We finally know what this mystery port on the back of the Xbox Series X is for if this latest report … [+]
Credit: Curry Panda/NeoGAF
The Xbox Series X releases later this year, and Microsoft has already unveiled the new console. But plenty about it remains a mystery.
A little bit of that mystery has been revealed today. The above image was leaked a few weeks back on NeoGaf, and shows the backside of the boxy Xbox Series X and all its ports.
One of those ports had everyone confused, with some assuming it must be part of the debug kit rather than part of the final console release.
Here’s the port in question:
Mystery Port location
Over at Thurrott, it appears the mystery of this mysterious port has been solved. Thurrott’s Brad Sams writes:
“At that time, I believed the long-rectangular port between the HDMI and digital audio port that was for diagnostics and I was incorrect. That port is for storage expansion, according to people familiar with the company’s plans, and offers the series X a work-around as games continue to expand in size.”

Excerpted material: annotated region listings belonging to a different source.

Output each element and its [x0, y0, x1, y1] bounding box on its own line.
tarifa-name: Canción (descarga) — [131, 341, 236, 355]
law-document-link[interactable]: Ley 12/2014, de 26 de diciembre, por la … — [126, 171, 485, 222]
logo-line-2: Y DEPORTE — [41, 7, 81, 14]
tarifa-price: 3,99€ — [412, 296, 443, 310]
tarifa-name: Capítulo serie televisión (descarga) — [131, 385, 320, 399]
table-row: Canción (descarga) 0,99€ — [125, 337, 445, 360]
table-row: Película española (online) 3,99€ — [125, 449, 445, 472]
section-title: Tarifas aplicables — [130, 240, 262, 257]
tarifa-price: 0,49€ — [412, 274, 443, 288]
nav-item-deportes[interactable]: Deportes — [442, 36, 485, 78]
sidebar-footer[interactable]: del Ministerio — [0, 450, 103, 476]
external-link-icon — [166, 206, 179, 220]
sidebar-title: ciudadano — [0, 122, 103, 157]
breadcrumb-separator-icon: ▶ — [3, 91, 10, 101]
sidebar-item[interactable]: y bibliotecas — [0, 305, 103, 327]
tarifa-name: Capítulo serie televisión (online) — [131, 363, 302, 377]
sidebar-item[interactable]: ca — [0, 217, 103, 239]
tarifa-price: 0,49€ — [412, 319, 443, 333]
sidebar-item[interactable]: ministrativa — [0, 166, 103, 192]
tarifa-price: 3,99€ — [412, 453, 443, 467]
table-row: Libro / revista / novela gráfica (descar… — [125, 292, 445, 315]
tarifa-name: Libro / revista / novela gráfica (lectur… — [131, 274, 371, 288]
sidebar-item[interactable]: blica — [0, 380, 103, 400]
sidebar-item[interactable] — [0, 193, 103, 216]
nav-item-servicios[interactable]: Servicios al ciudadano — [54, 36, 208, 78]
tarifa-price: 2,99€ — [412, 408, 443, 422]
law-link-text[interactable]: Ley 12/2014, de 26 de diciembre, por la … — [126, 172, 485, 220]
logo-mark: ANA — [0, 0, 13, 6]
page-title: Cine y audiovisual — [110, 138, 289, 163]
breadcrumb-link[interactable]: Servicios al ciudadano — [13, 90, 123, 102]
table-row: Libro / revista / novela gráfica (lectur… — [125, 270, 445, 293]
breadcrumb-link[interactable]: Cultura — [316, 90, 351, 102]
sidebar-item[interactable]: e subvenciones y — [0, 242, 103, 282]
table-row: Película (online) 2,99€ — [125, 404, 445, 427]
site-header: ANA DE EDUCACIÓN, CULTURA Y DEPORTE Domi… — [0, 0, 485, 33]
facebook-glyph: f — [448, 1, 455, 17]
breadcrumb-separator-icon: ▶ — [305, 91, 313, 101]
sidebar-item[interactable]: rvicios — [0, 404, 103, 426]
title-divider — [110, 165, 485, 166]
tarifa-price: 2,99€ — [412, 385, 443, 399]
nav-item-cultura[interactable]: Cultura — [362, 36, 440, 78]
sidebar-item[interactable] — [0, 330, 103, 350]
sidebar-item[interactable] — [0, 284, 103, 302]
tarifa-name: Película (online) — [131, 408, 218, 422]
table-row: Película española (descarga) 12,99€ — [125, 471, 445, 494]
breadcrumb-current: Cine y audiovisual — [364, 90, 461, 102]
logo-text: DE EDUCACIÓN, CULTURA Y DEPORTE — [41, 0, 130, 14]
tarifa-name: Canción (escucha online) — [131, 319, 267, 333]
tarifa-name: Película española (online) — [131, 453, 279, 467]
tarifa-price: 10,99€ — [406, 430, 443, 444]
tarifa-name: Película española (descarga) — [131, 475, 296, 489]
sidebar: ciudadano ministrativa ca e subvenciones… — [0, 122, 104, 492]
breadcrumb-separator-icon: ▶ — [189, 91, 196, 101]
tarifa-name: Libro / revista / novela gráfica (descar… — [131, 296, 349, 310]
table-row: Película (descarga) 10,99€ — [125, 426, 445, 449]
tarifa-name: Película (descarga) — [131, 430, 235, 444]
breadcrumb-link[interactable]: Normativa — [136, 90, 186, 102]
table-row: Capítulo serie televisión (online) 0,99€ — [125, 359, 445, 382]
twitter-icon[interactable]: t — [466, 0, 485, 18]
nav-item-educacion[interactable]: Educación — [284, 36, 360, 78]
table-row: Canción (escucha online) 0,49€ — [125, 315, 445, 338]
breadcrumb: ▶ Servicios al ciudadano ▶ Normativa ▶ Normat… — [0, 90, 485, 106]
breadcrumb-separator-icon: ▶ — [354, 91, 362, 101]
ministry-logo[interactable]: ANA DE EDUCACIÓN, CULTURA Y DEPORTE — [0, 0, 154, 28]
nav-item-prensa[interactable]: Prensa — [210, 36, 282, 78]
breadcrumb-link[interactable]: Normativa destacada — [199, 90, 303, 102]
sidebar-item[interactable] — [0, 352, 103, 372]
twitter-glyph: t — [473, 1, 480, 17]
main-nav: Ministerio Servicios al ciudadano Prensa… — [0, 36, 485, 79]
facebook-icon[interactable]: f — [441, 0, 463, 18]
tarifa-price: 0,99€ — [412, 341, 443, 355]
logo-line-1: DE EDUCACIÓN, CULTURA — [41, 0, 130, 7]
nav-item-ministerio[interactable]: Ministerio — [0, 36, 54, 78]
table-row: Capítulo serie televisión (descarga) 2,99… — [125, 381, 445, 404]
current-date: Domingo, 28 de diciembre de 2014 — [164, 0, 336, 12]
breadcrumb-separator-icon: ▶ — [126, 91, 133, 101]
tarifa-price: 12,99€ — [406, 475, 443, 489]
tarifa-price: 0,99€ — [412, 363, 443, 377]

“The bigger question, which I don’t know the answer to quite yet, is what technology is Microsoft using for the expandable storage. Considering that the internal drive is going to be of the ‘high-performance’ variety, a flavor of NVMe is expected and not a platter drive, external storage needs to be quick as well. While the back of the device does have USB ports that could be used for expansion, that mystery slot is a dedicated storage expansion for high-speed hardware.”
In other words, the next-gen Xbox Series X will not make use of relatively slower USB external hard-drives for its expandable storage, or it will use both USB and this other type of expandable storage and let consumers decide.
Whether the expandable storage is proprietary or not remains to be seen. But the good news is that Microsoft is accounting for expandable storage to begin with, something more necessary than ever given how big next-gen games are almost certainly going to be. These days the 100 gig installs for games like Call of Duty and Red Dead Redemption are on the high-end, but they may become more commonplace sooner than later, especially if Microsoft and Sony start targeting 8k. And this storage will need to be fast to keep up with the very fast SSD drive inside the Xbox Series X.
The post at Thurrott also discusses a reader theory that the port is for CFExpress cards. Like NVMe storage, CFExpress is incredibly fast. It’s also insanely expensive at the moment. Prices would have to drop significantly for this to be a viable consumer solution for expandable storage given that a 512GB card costs $600 at the moment, with 1TB cards roughly $900.
I’m definitely curious to see if Sony is planning anything similar with the PlayStation 5. If not, this could be yet another advantage the Xbox Series X has over its rival console. We should find out more by E3.